A noção de coerência, como um princípio de interpretabilidade do texto, está intimamente ligada não somente a processos de cálculo de significação, como também à capacidade de cálculo do receptor/interpretador, no âmbito da comunicação. Desse modo, a coerência, uma vez que depende da interação entre aquele que produz o texto e aquele que busca compreendê-lo, torna-se um elemento fundamental à concepção de textualidade
O nosso propósito neste trabalho é, pois, justificar as intenções do compositor Gilberto Gil em produzir a letra de Quanta, entendida como um texto, apenas porque aqueles que a recebem são capazes de percebê-la como uma unidade de sentido.
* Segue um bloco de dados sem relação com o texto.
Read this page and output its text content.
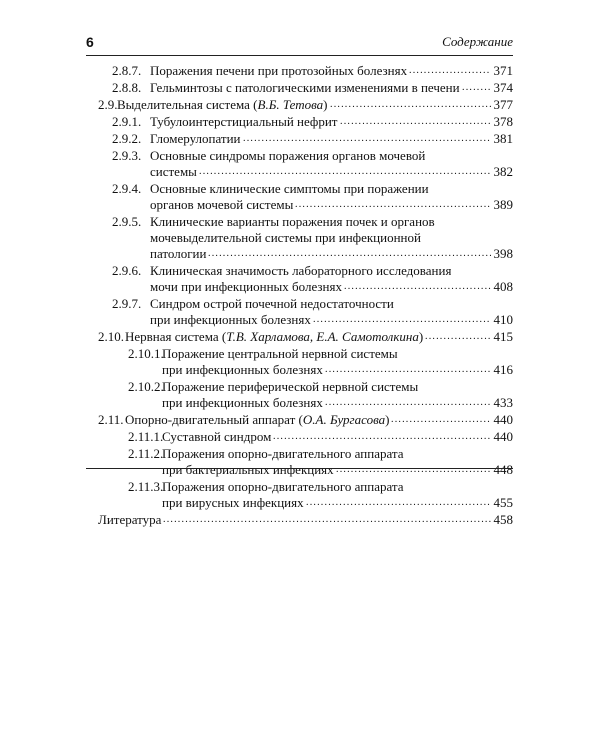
6	Содержание
2.8.7. Поражения печени при протозойных болезнях .....	371
2.8.8. Гельминтозы с патологическими изменениями в печени .....	374
2.9. Выделительная система (В.Б. Тетова) .....	377
2.9.1. Тубулоинтерстициальный нефрит .....	378
2.9.2. Гломерулопатии .....	381
2.9.3. Основные синдромы поражения органов мочевой
системы .....	382
2.9.4. Основные клинические симптомы при поражении
органов мочевой системы .....	389
2.9.5. Клинические варианты поражения почек и органов
мочевыделительной системы при инфекционной
патологии .....	398
2.9.6. Клиническая значимость лабораторного исследования
мочи при инфекционных болезнях .....	408
2.9.7. Синдром острой почечной недостаточности
при инфекционных болезнях .....	410
2.10. Нервная система (Т.В. Харламова, Е.А. Самотолкина) .....	415
2.10.1.
Поражение центральной нервной системы
при инфекционных болезнях .....	416
2.10.2.
Поражение периферической нервной системы
при инфекционных болезнях .....	433
2.11. Опорно-двигательный аппарат (О.А. Бургасова) .....	440
2.11.1.
Суставной синдром .....	440
2.11.2.
Поражения опорно-двигательного аппарата
при бактериальных инфекциях .....	448
2.11.3.
Поражения опорно-двигательного аппарата
при вирусных инфекциях .....	455
Литература .....	458
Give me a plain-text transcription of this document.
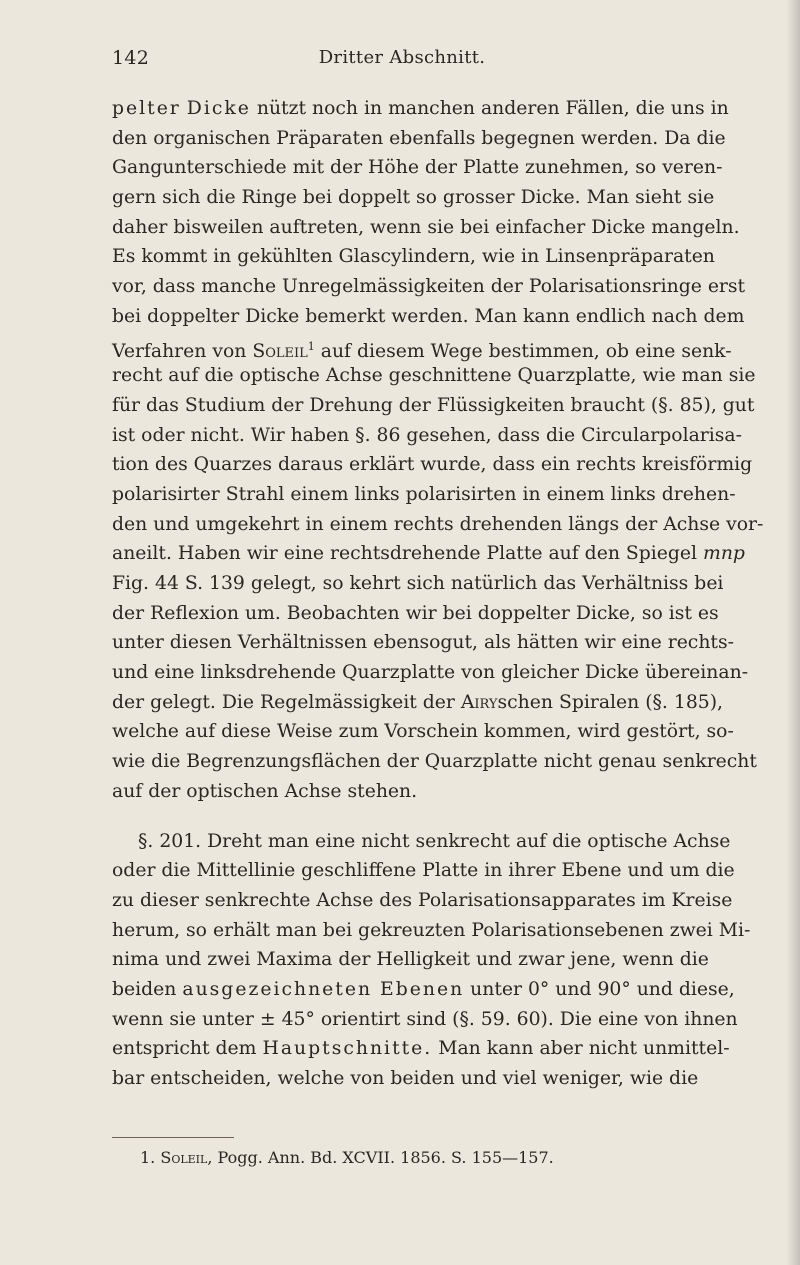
142	Dritter Abschnitt.
pelter Dicke nützt noch in manchen anderen Fällen, die uns in
den organischen Präparaten ebenfalls begegnen werden. Da die
Gangunterschiede mit der Höhe der Platte zunehmen, so veren-
gern sich die Ringe bei doppelt so grosser Dicke. Man sieht sie
daher bisweilen auftreten, wenn sie bei einfacher Dicke mangeln.
Es kommt in gekühlten Glascylindern, wie in Linsenpräparaten
vor, dass manche Unregelmässigkeiten der Polarisationsringe erst
bei doppelter Dicke bemerkt werden. Man kann endlich nach dem
Verfahren von Soleil$^1$ auf diesem Wege bestimmen, ob eine senk-
recht auf die optische Achse geschnittene Quarzplatte, wie man sie
für das Studium der Drehung der Flüssigkeiten braucht (§. 85), gut
ist oder nicht. Wir haben §. 86 gesehen, dass die Circularpolarisa-
tion des Quarzes daraus erklärt wurde, dass ein rechts kreisförmig
polarisirter Strahl einem links polarisirten in einem links drehen-
den und umgekehrt in einem rechts drehenden längs der Achse vor-
aneilt. Haben wir eine rechtsdrehende Platte auf den Spiegel mnp
Fig. 44 S. 139 gelegt, so kehrt sich natürlich das Verhältniss bei
der Reflexion um. Beobachten wir bei doppelter Dicke, so ist es
unter diesen Verhältnissen ebensogut, als hätten wir eine rechts-
und eine linksdrehende Quarzplatte von gleicher Dicke übereinan-
der gelegt. Die Regelmässigkeit der Airyschen Spiralen (§. 185),
welche auf diese Weise zum Vorschein kommen, wird gestört, so-
wie die Begrenzungsflächen der Quarzplatte nicht genau senkrecht
auf der optischen Achse stehen.
§. 201. Dreht man eine nicht senkrecht auf die optische Achse
oder die Mittellinie geschliffene Platte in ihrer Ebene und um die
zu dieser senkrechte Achse des Polarisationsapparates im Kreise
herum, so erhält man bei gekreuzten Polarisationsebenen zwei Mi-
nima und zwei Maxima der Helligkeit und zwar jene, wenn die
beiden ausgezeichneten Ebenen unter 0° und 90° und diese,
wenn sie unter ± 45° orientirt sind (§. 59. 60). Die eine von ihnen
entspricht dem Hauptschnitte. Man kann aber nicht unmittel-
bar entscheiden, welche von beiden und viel weniger, wie die
1. Soleil, Pogg. Ann. Bd. XCVII. 1856. S. 155—157.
1. Textualidade e Coerência
A textualidade é a propriedade que um texto apresenta para ser considerado um texto e não um simples conjunto de palavras ou frases desconexas. Para tanto, existem certos padrões de textualidade centrados senão no próprio texto, também em seus receptores-leitores ou, ainda, na situação em que ocorre a relação entre texto e usuário.
Coesão, coerência, intencionalidade, aceitabilidade, informatividade, situacionalidade e intertextualidade são os modelos propostos por Beaugrande e Dressler. Esses padrões de textualidade, embora sejam apresentados de forma isolada, por razões metodológicas, se imbricam e podem, segundo Elias (1994: 159), ser resumidos em: coesão, estabelecida a partir dos mecanismos lingüísticos relacionais de superfície e coerência que abrange todos os demais padrões mencionados acima, incluídos os da focalização e da relevância, acrescentados teoricamente por Koch & Travaglia (1999) .
Ao compor a música em epígrafe, Gil, certamente, lançou mão de uma série de fatores para manifestar seu desejo de se comunicar. Deduzimos, primeiramente, que a configuração de linguagem em sua produção seja coesiva e coerente, a fim de orientar o ouvinte num determinado sentido (intencionalidade).
Por outro lado, o próprio receptor se predispõe a colaborar com seu interlocutor, aceitando, antecipadamente, o texto como uma seqüência lingüística marcadamente coerente, o qual apresente alguma utilidade, mesmo que seja, simplesmente, informá-lo ou compartilhar um propósito. Geralmente, é por esta aceitabilidade que pequenos deslizes gramaticais e descontinuidades de sentido, ainda que leves, possuem certo grau de tolerância entre os participantes de um discurso.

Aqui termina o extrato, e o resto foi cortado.